Kavli Institute For Theoretical Physics
Presents
The KITP Public Lecture Series

How Cells Package and Traffic Proteins for Export

sponsored by Friends of KITP

Human cells manufacture thousands of different proteins which they encapsulate into membrane-wrapped packets called vesicles. Vesicles buzz around within the cell to many different destinations, but some are delivered to the cell perimeter where they discharge their contents to the exterior. What are the mechanics of this export process, a mechanism nearly unchanged over a billion years of evolution.? How is it regulated? How can we exploit this ancient manufacturing and transportation system for the sake of modern medicine? Understanding this process and its regulation has brought many benefits (besides a trip to Scandinavia); for example, it has allowed the biotech industry to exploit yeast as a production platform for the secretion of human proteins such as recombinant insulin.
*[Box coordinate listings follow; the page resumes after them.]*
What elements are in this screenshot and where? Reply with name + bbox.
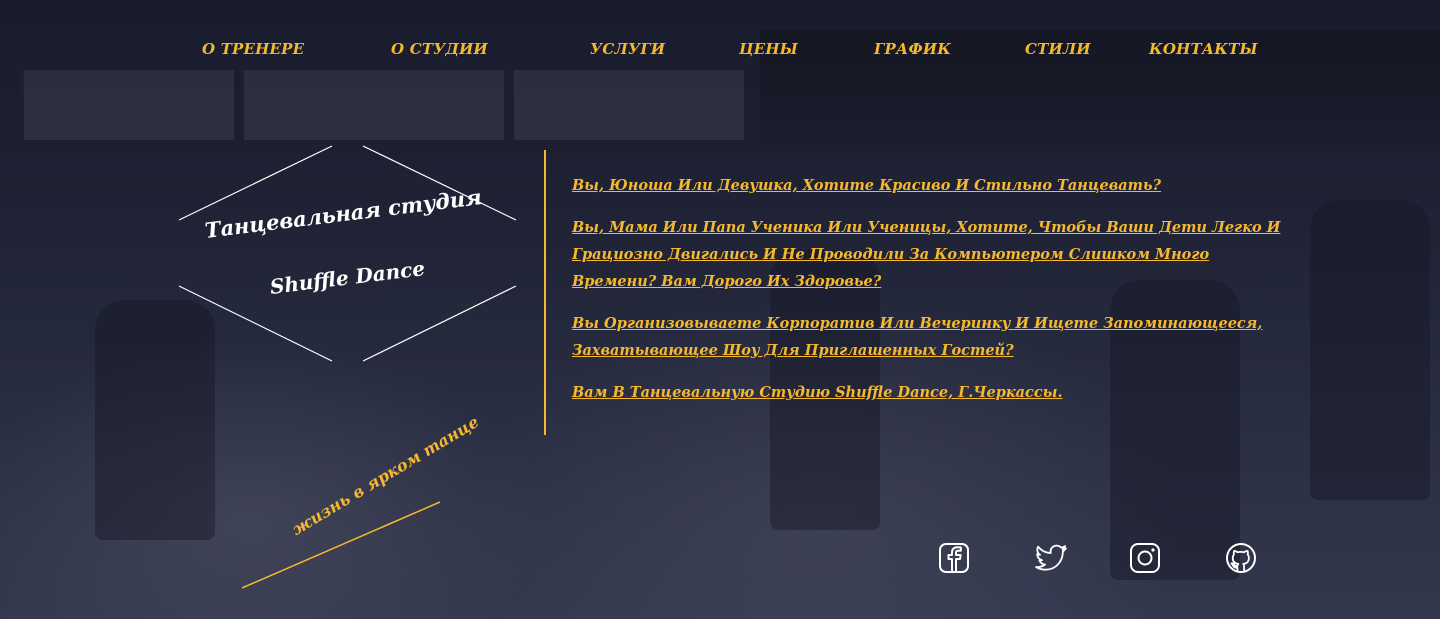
nav-item-prices[interactable]: ЦЕНЫ [739, 40, 798, 58]
nav-item-studio[interactable]: О СТУДИИ [391, 40, 488, 58]
instagram-icon[interactable] [1127, 540, 1163, 576]
twitter-icon[interactable] [1033, 540, 1069, 576]
social-links [0, 540, 1440, 580]
intro-link-youth[interactable]: Вы, Юноша Или Девушка, Хотите Красиво И … [572, 172, 1292, 199]
nav-item-services[interactable]: УСЛУГИ [590, 40, 665, 58]
studio-logo[interactable]: Танцевальная студия Shuffle Dance [175, 140, 520, 365]
nav-item-trainer[interactable]: О ТРЕНЕРЕ [202, 40, 304, 58]
intro-link-parents[interactable]: Вы, Мама Или Папа Ученика Или Ученицы, Х… [572, 214, 1292, 295]
nav-item-schedule[interactable]: ГРАФИК [874, 40, 951, 58]
nav-item-styles[interactable]: СТИЛИ [1025, 40, 1091, 58]
github-icon[interactable] [1223, 540, 1259, 576]
intro-link-corporate[interactable]: Вы Организовываете Корпоратив Или Вечери… [572, 310, 1292, 364]
facebook-icon[interactable] [936, 540, 972, 576]
main-nav: О ТРЕНЕРЕ О СТУДИИ УСЛУГИ ЦЕНЫ ГРАФИК СТ… [0, 40, 1440, 64]
logo-diamond-frame [178, 145, 517, 362]
intro-link-studio[interactable]: Вам В Танцевальную Студию Shuffle Dance,… [572, 379, 1292, 406]
accent-divider [544, 150, 546, 435]
intro-text: Вы, Юноша Или Девушка, Хотите Красиво И … [572, 172, 1292, 421]
nav-item-contacts[interactable]: КОНТАКТЫ [1149, 40, 1258, 58]
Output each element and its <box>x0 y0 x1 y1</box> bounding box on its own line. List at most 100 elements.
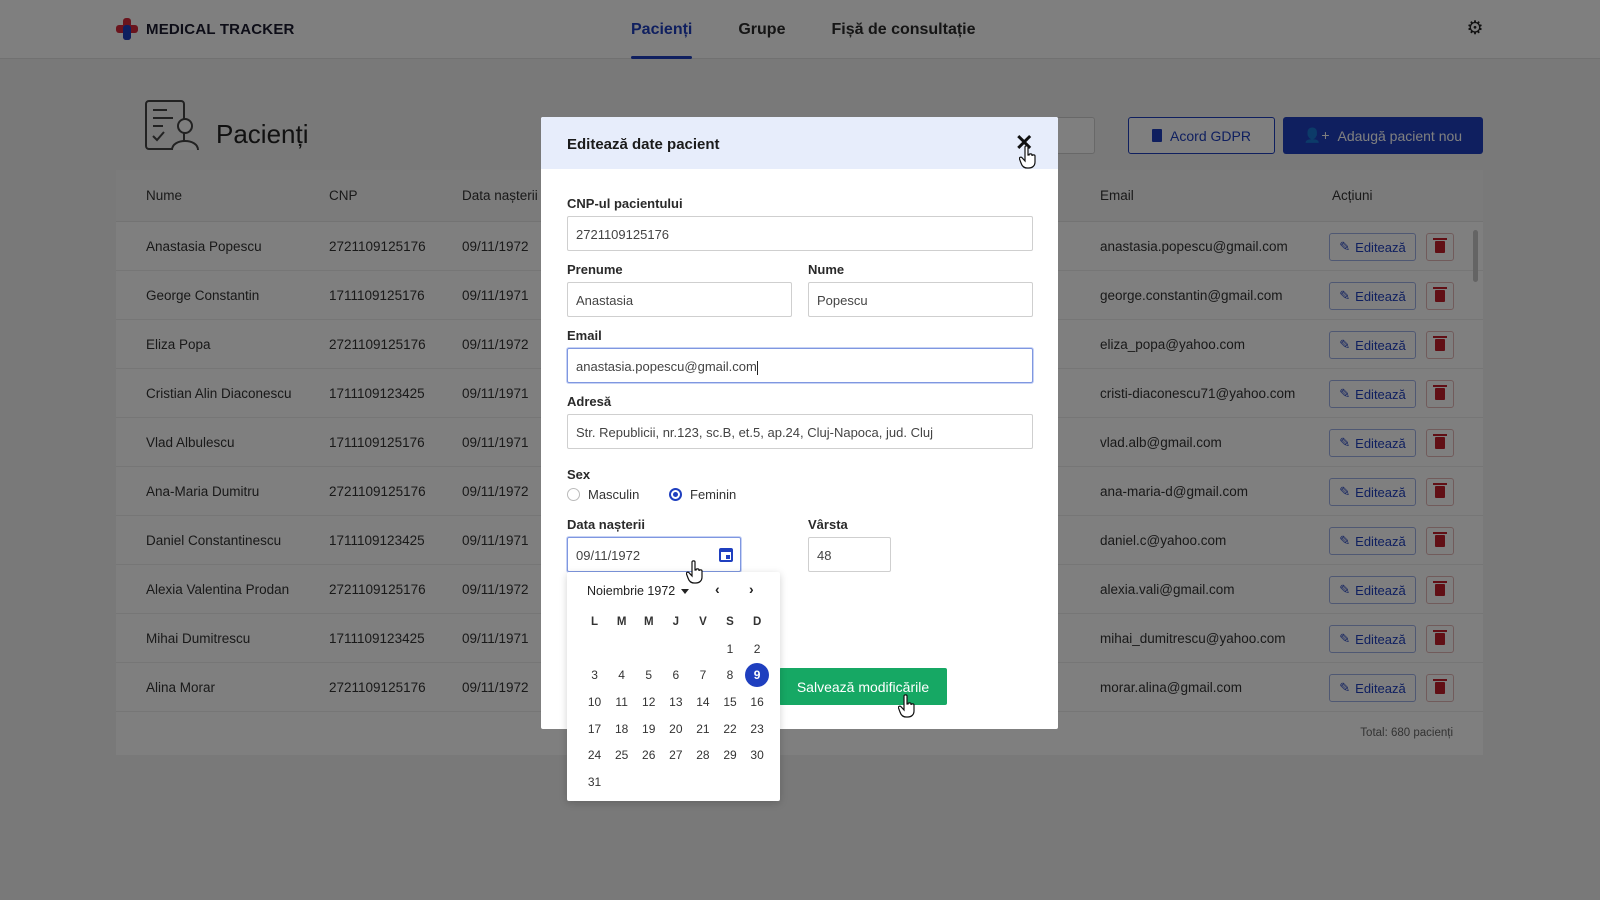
calendar-day-number: 22 <box>723 721 737 736</box>
radio-dot <box>567 488 580 501</box>
age-input[interactable]: 48 <box>808 537 891 572</box>
cnp-label: CNP-ul pacientului <box>567 196 683 211</box>
calendar-day[interactable]: 7 <box>689 668 716 682</box>
calendar-day[interactable]: 22 <box>716 722 743 736</box>
calendar-day[interactable]: 15 <box>716 695 743 709</box>
calendar-day[interactable]: 25 <box>608 748 635 762</box>
calendar-week-row: 3 4 5 6 7 89 <box>581 662 771 689</box>
calendar-day-number: 4 <box>618 668 625 683</box>
calendar-day-number: 14 <box>696 695 710 710</box>
email-input[interactable]: anastasia.popescu@gmail.com <box>567 348 1033 383</box>
calendar-day[interactable]: 31 <box>581 775 608 789</box>
calendar-day[interactable]: 16 <box>744 695 771 709</box>
calendar-week-row: 10 11 12 13 14 15 16 <box>581 689 771 716</box>
weekday-label: S <box>726 616 734 629</box>
calendar-day-number: 20 <box>669 721 683 736</box>
calendar-week-row: 12 <box>581 636 771 663</box>
address-input[interactable]: Str. Republicii, nr.123, sc.B, et.5, ap.… <box>567 414 1033 449</box>
cnp-input[interactable]: 2721109125176 <box>567 216 1033 251</box>
month-year-label: Noiembrie 1972 <box>587 584 676 598</box>
calendar-day-number: 23 <box>750 721 764 736</box>
address-label: Adresă <box>567 394 612 409</box>
prev-month-button[interactable]: ‹ <box>715 581 720 597</box>
calendar-day-number: 30 <box>750 748 764 763</box>
calendar-day-number: 11 <box>615 695 628 710</box>
calendar-day-number: 24 <box>587 748 602 763</box>
calendar-week-row: 31 <box>581 769 771 796</box>
calendar-day[interactable]: 4 <box>608 668 635 682</box>
calendar-day[interactable]: 12 <box>635 695 662 709</box>
calendar-day-selected[interactable]: 9 <box>744 663 771 688</box>
last-name-label: Nume <box>808 262 845 277</box>
calendar-day-number: 12 <box>642 695 656 710</box>
calendar-day-number: 25 <box>614 748 629 763</box>
calendar-day[interactable]: 3 <box>581 668 608 682</box>
email-label: Email <box>567 328 602 343</box>
calendar-day-number: 13 <box>669 695 683 710</box>
calendar-day[interactable]: 21 <box>689 722 716 736</box>
calendar-day[interactable]: 17 <box>581 722 608 736</box>
calendar-day[interactable]: 14 <box>689 695 716 709</box>
calendar-day-number: 27 <box>669 748 683 763</box>
calendar-day-number: 26 <box>642 748 656 763</box>
sex-radio-male-label: Masculin <box>588 487 640 502</box>
month-year-selector[interactable]: Noiembrie 1972 <box>587 584 690 598</box>
chevron-down-icon <box>681 588 690 594</box>
save-changes-button[interactable]: Salvează modificările <box>779 668 947 705</box>
age-label: Vârsta <box>808 517 848 532</box>
calendar-day-number: 16 <box>750 695 764 710</box>
calendar-day[interactable]: 30 <box>744 748 771 762</box>
calendar-day[interactable]: 18 <box>608 722 635 736</box>
weekday-label: M <box>643 616 654 629</box>
calendar-day-number: 7 <box>699 668 707 683</box>
calendar-day[interactable]: 5 <box>635 668 662 682</box>
radio-dot <box>669 488 682 501</box>
date-picker-popup: Noiembrie 1972 ‹ › L M M J V S D 1 2 3 4 5 6 7 8 9 10 11 1… <box>567 572 780 801</box>
calendar-day-number: 10 <box>587 695 602 710</box>
calendar-icon[interactable] <box>719 548 733 562</box>
calendar-day[interactable]: 20 <box>662 722 689 736</box>
calendar-day[interactable]: 10 <box>581 695 608 709</box>
email-input-value: anastasia.popescu@gmail.com <box>576 359 757 374</box>
calendar-day-number: 9 <box>745 663 770 688</box>
calendar-day[interactable]: 8 <box>716 668 743 682</box>
weekday-header-row: LMMJVSD <box>581 609 771 636</box>
calendar-day[interactable]: 2 <box>744 642 771 656</box>
sex-radio-female-label: Feminin <box>690 487 737 502</box>
text-caret <box>756 360 758 375</box>
dob-input[interactable]: 09/11/1972 <box>567 537 741 572</box>
hand-cursor-icon <box>1019 145 1036 169</box>
calendar-day-number: 8 <box>726 668 734 683</box>
last-name-input[interactable]: Popescu <box>808 282 1033 317</box>
calendar-day-number: 2 <box>753 641 761 656</box>
weekday-label: M <box>616 616 627 629</box>
calendar-day-number: 28 <box>696 748 710 763</box>
calendar-day-number: 6 <box>672 668 680 683</box>
calendar-day-number: 15 <box>723 695 737 710</box>
modal-title: Editează date pacient <box>567 136 720 153</box>
calendar-day[interactable]: 29 <box>716 748 743 762</box>
calendar-day[interactable]: 24 <box>581 748 608 762</box>
calendar-day[interactable]: 23 <box>744 722 771 736</box>
calendar-day[interactable]: 6 <box>662 668 689 682</box>
calendar-day-number: 3 <box>591 668 598 683</box>
next-month-button[interactable]: › <box>749 581 754 597</box>
calendar-day-number: 31 <box>587 774 602 789</box>
calendar-week-row: 24 25 26 27 28 29 30 <box>581 742 771 769</box>
sex-radio-female[interactable]: Feminin <box>669 487 736 502</box>
first-name-label: Prenume <box>567 262 623 277</box>
dob-label: Data nașterii <box>567 517 646 532</box>
calendar-day-number: 21 <box>696 721 710 736</box>
first-name-input[interactable]: Anastasia <box>567 282 792 317</box>
calendar-day[interactable]: 13 <box>662 695 689 709</box>
calendar-day[interactable]: 11 <box>608 695 635 709</box>
calendar-day[interactable]: 19 <box>635 722 662 736</box>
sex-radio-male[interactable]: Masculin <box>567 487 639 502</box>
modal-header: Editează date pacient ✕ <box>541 117 1058 169</box>
calendar-day-number: 19 <box>642 721 656 736</box>
calendar-day[interactable]: 1 <box>716 642 743 656</box>
calendar-day[interactable]: 27 <box>662 748 689 762</box>
sex-label: Sex <box>567 467 591 482</box>
calendar-day[interactable]: 28 <box>689 748 716 762</box>
calendar-day[interactable]: 26 <box>635 748 662 762</box>
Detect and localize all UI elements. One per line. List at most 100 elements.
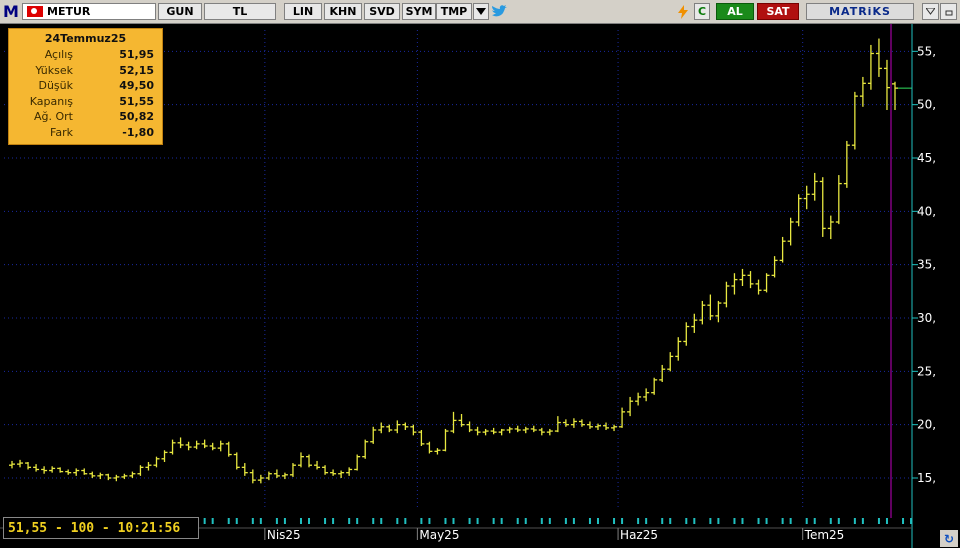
ohlc-bar: [225, 441, 232, 457]
ohlc-bar: [289, 463, 296, 477]
y-tick-label: 15,: [917, 471, 936, 485]
x-tick-label: Nis25: [267, 528, 301, 542]
volume-tick: [789, 518, 792, 524]
ohlc-bar: [835, 175, 842, 225]
volume-tick: [468, 518, 471, 524]
ohlc-bar: [33, 464, 40, 472]
buy-button[interactable]: AL: [716, 3, 754, 20]
ohlc-bar: [466, 421, 473, 433]
last-trade-status: 51,55 - 100 - 10:21:56: [3, 517, 199, 539]
volume-tick: [211, 518, 214, 524]
bird-icon[interactable]: [490, 3, 508, 20]
ohlc-bar: [121, 473, 128, 480]
ohlc-bar: [201, 439, 208, 449]
ohlc-bar: [570, 418, 577, 428]
ohlc-bar: [755, 279, 762, 295]
ohlc-bar: [795, 194, 802, 227]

That process now supplies fully 1/3 of the insulin used by sufferers of diabetes worldwide.

About the Speaker

RANDY SCHEKMAN is a Professor and HHMI Investigator in the Department of Molecular and Cell Biology at UC Berkeley. He was educated at UCLA and Stanford University. His interest in the comings and goings of intracellular membrane packets was sparked during a postdoc with S. J. Singer at UCSD. When he moved to Berkeley in 1976, the genetic and biochemical approaches he "trafficked" in revealed how proteins enter and move between the cell's compartments. In 2011, he was appointed Editor-in-Chief of the open access journal, eLife. Among his many awards, he shared the 2013 Nobel Prize in Physiology or Medicine for discovering the mechanisms regulating vesicle traffic. As a 12-year old, growing up in OC, he used a little projecting microscope to discover the hidden worlds inside of drops of pond scum. He gradually saved up money from doing odd jobs so he could purchase a professional microscope, but family members kept borrowing from his "Microscope Fund". Finally, he had had enough, so... he ran away from home! That got his parents' attention - soon after, he got a used Bausch & Lomb from a Long Beach pawnshop, which now resides in the Nobel Museum in Stockholm.